Gustavo Acosta, Linguistic Resources Coordinator, TransPerfect Translations
|Gustavo Acosta, Tahrir Square, Cairo|
Throughout my grade school years studying Spanish I never quite comprehended the true value of learning a second language. I knew that it was treated as a core class in my school, and that the Cuban half of my family wanted me to love the language, but I didn’t. That was because I didn’t know what I would ever want to do with the language and opted out of Spanish classes altogether as soon as I had the chance. In an ironic twist of fate and my pursuits, I’ve made the business of languages my profession not only as a recruiter for people with multilingual skills, but also as an Arabic specialist at one of the world’s largest translation services companies. I utilize my language skills in communicating with linguists, and get to see just how many ways language skills can be used as a profession.
The utility of multilingual skills goes well beyond simple dialogue between people, and are used in almost every field of work. As new communication technologies emerge, and globalization increases, so does the market for linguists, whether it is from a need to translate a drug patent into Korean, an Android phone apps into Chinese, or help a global company create it’s customer support line in 20 different languages. These are all relatively new aspects of the translation industry, and call for more specialized linguists familiar with new and unique terminologies and technologies.
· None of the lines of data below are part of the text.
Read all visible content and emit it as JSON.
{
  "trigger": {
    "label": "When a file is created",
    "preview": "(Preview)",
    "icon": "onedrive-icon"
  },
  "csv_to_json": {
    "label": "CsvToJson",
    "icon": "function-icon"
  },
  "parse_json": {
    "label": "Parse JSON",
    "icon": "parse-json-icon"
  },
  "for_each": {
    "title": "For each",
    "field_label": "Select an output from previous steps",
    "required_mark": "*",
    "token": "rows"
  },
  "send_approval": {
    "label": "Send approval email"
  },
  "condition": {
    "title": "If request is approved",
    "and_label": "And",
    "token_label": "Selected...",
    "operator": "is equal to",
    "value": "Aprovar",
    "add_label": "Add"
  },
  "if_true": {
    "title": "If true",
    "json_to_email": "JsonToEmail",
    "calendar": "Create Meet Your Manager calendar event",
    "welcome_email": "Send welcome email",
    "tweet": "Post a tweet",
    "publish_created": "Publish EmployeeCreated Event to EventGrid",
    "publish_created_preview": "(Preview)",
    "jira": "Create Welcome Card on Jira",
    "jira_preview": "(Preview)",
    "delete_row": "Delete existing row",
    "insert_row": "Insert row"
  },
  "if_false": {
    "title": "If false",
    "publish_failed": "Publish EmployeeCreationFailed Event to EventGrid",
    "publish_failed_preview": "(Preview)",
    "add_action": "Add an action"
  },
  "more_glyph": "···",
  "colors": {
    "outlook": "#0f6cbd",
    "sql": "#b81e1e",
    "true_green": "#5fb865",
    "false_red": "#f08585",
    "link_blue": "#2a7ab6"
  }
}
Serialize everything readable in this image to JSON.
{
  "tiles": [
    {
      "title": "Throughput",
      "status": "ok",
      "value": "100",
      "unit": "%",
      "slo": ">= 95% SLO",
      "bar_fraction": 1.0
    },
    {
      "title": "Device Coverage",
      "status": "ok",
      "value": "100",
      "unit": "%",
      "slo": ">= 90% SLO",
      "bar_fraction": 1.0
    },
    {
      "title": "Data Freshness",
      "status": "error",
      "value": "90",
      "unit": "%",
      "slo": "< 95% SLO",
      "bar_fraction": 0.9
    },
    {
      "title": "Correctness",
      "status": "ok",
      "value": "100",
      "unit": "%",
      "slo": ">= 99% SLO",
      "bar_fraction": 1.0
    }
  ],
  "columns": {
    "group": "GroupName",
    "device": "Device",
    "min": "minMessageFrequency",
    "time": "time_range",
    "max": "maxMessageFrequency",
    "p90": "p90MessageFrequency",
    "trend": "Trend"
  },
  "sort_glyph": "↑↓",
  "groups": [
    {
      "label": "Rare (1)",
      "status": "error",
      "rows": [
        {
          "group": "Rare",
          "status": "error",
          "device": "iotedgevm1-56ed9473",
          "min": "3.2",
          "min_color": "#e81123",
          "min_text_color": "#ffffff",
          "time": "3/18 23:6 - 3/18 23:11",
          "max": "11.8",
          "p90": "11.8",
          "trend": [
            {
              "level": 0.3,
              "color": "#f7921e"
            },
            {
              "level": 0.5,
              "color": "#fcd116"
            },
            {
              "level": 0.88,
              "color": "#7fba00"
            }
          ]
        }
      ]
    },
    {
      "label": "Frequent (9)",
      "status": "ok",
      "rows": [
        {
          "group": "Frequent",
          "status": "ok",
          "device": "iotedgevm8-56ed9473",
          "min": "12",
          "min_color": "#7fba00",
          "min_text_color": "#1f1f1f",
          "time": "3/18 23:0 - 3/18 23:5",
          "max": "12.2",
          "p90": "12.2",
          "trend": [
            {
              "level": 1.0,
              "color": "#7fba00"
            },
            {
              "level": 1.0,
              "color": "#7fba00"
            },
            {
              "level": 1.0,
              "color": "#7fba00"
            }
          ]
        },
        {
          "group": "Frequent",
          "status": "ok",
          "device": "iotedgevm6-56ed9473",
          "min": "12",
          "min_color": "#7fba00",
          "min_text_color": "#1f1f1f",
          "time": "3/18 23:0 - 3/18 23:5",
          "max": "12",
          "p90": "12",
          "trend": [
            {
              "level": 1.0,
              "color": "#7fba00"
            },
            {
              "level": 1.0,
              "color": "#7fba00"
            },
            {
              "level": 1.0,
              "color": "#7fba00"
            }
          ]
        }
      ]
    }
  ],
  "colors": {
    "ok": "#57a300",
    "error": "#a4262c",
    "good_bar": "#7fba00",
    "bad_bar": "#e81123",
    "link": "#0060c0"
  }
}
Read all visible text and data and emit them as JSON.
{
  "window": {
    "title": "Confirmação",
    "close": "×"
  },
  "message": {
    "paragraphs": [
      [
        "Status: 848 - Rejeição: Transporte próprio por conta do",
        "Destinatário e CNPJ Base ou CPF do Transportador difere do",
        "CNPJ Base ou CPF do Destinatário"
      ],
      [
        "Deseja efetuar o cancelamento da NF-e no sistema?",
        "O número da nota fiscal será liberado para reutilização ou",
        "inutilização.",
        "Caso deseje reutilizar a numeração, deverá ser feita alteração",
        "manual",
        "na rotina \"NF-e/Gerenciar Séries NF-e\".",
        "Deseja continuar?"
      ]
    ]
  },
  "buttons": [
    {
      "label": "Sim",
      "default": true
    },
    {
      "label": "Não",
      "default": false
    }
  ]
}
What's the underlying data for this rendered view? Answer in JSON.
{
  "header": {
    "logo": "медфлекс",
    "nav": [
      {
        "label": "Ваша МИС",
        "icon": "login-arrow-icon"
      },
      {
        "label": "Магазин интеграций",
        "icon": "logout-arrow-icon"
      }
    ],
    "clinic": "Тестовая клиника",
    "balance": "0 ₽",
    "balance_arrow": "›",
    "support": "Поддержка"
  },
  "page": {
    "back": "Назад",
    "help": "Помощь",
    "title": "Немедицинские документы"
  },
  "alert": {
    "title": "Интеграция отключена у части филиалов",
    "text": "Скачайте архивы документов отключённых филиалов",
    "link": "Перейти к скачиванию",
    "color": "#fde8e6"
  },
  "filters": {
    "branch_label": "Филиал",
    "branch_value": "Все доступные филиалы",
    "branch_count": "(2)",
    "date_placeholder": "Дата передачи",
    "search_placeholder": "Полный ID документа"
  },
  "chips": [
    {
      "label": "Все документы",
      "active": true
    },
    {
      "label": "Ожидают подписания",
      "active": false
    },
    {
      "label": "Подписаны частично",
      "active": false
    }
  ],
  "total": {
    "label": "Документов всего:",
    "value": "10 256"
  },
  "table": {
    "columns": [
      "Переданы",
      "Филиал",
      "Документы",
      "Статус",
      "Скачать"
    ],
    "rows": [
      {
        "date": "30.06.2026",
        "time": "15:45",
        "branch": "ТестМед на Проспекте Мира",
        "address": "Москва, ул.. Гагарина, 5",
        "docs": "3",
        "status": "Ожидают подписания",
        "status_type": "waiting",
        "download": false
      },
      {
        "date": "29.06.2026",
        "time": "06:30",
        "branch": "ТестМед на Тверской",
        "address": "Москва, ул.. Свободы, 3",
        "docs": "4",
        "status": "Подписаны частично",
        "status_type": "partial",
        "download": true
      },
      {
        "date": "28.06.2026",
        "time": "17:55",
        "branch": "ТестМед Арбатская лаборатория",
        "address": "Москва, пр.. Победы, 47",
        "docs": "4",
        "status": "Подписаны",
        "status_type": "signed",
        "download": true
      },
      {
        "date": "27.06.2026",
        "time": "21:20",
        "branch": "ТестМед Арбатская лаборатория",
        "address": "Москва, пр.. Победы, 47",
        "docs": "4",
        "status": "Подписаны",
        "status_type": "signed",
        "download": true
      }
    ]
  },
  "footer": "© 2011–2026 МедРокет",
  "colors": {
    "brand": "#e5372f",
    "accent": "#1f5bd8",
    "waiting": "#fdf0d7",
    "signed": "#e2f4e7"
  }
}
Having the task of recruiting freelancers for company that provides services ranging from on-site interpretation to soft-ware design means that I work with a very diverse cast of people. While many of them have taken up translation services as a career, others have used it as a supplementary skill that has helped them achieve different careers goals, such advertisement professionals looking to get into foreign markets, and US auto workers that translate engine manuals from Japanese. Language skills can help get ahead in competitive fields while also offering a reliable means of gaining supplemental income for freelancers.
Foreign language classes in the US are typically geared towards making the students want to travel to the countries where the language is spoken, yet this still misses half of the skill’s value. While there are certainly great opportunities to use language skills abroad, students should also see the valuable opportunities for linguists here in the US. With the United States having the world’s largest immigrant population, consumer market, and as the largest benefactor of foreign direct investment, other countries are looking to bring their ideas here, and need native English speakers with knowledge of local culture and informal norms to help them do so. With the US being such a diverse place already, there are tremendous amounts of ways to apply language skills in a career path for those that aren’t looking to move abroad. Looking back at when I was a High School student and relinquished my Spanish studies out of disinterest moving to Latin America, I wonder if I may have been invigorated enough to stick with it had I only seen a fuller picture and just how valuable such a language skill in the US can be.